Re: [PATCH v2 1/1] memcg/hugetlb: Adding hugeTLB counters to memcg

Roman Gushchin <roman.gushchin@xxxxxxxxx> · Thu, 24 Oct 2024 16:57:29 +0000

On Wed, Oct 23, 2024 at 02:17:27PM -0700, Yosry Ahmed wrote:
> On Wed, Oct 23, 2024 at 2:15 PM Yosry Ahmed <yosryahmed@xxxxxxxxxx> wrote:
> >
> > Hi Joshua,
> >
> > On Wed, Oct 23, 2024 at 1:34 PM Joshua Hahn <joshua.hahnjy@xxxxxxxxx> wrote:
> > >
> > > Changelog
> > > v2:
> > >   * Enables the feature only if memcg accounts for hugeTLB usage
> > >   * Moves the counter from memcg_stat_item to node_stat_item
> > >   * Expands on motivation & justification in commitlog
> > >   * Added Suggested-by: Nhat Pham
> >
> > Changelogs usually go at the end, after ---, not as part of the commit
> > log itself.
> >
> > >
> > > This patch introduces a new counter to memory.stat that tracks hugeTLB
> > > usage, only if hugeTLB accounting is done to memory.current. This
> > > feature is enabled the same way hugeTLB accounting is enabled, via
> > > the memory_hugetlb_accounting mount flag for cgroupsv2.
> > >
> > > 1. Why is this patch necessary?
> > > Currently, memcg hugeTLB accounting is an opt-in feature [1] that adds
> > > hugeTLB usage to memory.current. However, the metric is not reported in
> > > memory.stat. Given that users often interpret memory.stat as a breakdown
> > > of the value reported in memory.current, the disparity between the two
> > > reports can be confusing. This patch solves this problem by including
> > > the metric in memory.stat as well, but only if it is also reported in
> > > memory.current (it would also be confusing if the value was reported in
> > > memory.stat, but not in memory.current)
> > >
> > > Aside from the consistentcy between the two files, we also see benefits
> >
> > consistency*
> >
> > > in observability.

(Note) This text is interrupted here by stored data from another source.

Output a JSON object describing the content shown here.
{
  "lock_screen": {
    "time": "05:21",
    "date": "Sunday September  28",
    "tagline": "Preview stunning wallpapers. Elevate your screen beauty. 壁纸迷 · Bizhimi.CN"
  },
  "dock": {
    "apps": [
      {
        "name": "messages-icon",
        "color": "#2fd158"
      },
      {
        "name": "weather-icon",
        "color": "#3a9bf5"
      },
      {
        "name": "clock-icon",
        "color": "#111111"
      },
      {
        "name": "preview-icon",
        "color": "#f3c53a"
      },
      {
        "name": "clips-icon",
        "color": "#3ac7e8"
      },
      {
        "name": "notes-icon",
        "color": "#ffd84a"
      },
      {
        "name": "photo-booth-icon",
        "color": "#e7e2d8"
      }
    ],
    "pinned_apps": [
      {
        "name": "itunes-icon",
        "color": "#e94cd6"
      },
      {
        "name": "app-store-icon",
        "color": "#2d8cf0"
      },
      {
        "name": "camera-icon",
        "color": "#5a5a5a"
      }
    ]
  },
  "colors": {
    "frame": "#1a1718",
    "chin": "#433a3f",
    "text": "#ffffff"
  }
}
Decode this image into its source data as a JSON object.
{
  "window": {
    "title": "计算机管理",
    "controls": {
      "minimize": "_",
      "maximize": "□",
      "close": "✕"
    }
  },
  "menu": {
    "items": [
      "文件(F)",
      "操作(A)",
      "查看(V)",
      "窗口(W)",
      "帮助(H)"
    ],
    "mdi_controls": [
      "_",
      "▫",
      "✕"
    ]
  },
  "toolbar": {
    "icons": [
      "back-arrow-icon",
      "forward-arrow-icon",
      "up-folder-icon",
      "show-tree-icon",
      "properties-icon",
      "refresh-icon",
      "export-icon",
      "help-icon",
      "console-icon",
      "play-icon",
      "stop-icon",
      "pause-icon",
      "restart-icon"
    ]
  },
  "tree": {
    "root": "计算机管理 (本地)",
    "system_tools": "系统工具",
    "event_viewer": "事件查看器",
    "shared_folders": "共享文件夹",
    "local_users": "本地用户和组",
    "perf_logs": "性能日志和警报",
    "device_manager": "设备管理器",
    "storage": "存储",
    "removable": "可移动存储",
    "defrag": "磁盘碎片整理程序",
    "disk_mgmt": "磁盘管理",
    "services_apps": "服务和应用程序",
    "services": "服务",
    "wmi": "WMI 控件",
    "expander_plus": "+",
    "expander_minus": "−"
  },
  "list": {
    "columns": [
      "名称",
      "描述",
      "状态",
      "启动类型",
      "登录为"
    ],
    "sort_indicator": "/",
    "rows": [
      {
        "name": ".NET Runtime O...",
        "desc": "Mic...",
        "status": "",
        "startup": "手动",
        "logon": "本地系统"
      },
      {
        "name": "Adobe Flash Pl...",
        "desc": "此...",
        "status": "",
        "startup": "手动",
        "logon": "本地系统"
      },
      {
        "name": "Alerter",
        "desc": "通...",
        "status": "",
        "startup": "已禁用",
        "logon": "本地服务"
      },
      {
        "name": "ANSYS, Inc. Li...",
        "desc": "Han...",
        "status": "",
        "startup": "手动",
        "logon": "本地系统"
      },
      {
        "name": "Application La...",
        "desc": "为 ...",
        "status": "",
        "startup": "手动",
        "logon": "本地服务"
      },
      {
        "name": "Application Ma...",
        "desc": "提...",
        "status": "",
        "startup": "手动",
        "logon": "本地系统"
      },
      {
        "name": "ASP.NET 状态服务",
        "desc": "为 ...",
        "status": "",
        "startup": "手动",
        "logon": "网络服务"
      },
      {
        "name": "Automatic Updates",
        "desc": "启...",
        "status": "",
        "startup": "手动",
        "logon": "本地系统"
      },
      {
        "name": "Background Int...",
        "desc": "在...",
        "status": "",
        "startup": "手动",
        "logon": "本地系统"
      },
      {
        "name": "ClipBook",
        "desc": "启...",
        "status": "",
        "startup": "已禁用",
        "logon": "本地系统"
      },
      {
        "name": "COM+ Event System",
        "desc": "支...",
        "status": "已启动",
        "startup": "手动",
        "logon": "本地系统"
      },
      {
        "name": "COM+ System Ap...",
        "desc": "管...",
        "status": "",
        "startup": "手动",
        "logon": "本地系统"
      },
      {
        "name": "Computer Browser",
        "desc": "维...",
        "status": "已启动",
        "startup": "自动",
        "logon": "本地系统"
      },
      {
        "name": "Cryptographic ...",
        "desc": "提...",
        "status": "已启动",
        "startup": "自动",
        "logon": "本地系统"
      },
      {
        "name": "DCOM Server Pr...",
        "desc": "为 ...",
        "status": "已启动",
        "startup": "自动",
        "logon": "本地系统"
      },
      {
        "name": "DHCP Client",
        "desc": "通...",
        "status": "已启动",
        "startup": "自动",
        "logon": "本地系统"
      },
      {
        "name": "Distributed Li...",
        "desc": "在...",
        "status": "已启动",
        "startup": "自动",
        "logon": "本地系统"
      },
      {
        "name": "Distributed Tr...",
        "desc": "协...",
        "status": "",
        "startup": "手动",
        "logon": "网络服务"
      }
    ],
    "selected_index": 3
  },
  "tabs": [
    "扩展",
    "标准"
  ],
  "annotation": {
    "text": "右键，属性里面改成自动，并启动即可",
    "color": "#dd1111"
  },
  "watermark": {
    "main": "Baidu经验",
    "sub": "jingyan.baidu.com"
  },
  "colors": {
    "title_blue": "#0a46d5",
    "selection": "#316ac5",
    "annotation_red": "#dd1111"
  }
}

Userspace might be interested in the hugeTLB footprint
> > > of cgroups for many reasons. For instance, system admins might want to
> > > verify that hugeTLB usage is distributed as expected across tasks: i.e.
> > > memory-intensive tasks are using more hugeTLB pages than tasks that
> > > don't consume a lot of memory, or is seen to fault frequently. Note that
> >
> > are* seen
> >
> > > this is separate from wanting to inspect the distribution for limiting
> > > purposes (in which case, hugeTLB controller makes more sense).
> > >
> > > 2. We already have a hugeTLB controller. Why not use that?
> > > It is true that hugeTLB tracks the exact value that we want. In fact, by
> > > enabling the hugeTLB controller, we get all of the observability
> > > benefits that I mentioned above, and users can check the total hugeTLB
> > > usage, verify if it is distributed as expected, etc.
> > >
> > > With this said, there are 2 problems:
> > >   (a) They are still not reported in memory.stat, which means the
> > >       disparity between the memcg reports are still there.
> > >   (b) We cannot reasonably expect users to enable the hugeTLB controller
> > >       just for the sake of hugeTLB usage reporting, especially since
> > >       they don't have any use for hugeTLB usage enforcing [2].
> > >
> > > [1] https://lore.kernel.org/all/20231006184629.155543-1-nphamcs@xxxxxxxxx/
> > > [2] Of course, we can't make a new patch for every feature that can be
> > >     duplicated. However, since the exsting solution of enabling the
> >
> > existing*
> >
> > >     hugeTLB controller is an imperfect solution that still leaves a
> > >     discrepancy between memory.stat and memory.curent, I think that it
> > >     is reasonable to isolate the feature in this case.
> > >
> > > Suggested-by: Nhat Pham <nphamcs@xxxxxxxxx>
> > > Signed-off-by: Joshua Hahn <joshua.hahnjy@xxxxxxxxx>
> >
> > You should also CC linux-mm on such patches.
> 
> +roman.gushchin@xxxxxxxxx
> 
> CCing Roman's correct email.

Funny enough I suggested a similar functionality back to 2017:
https://lkml.iu.edu/hypermail/linux/kernel/1711.1/04891.html ,
but it was rejected at that time.
So yeah, it still sounds like a good idea to me.

As I understand, there is a new version of this patchset pending,
I'll wait for it for the review.

Thank you for looping me in!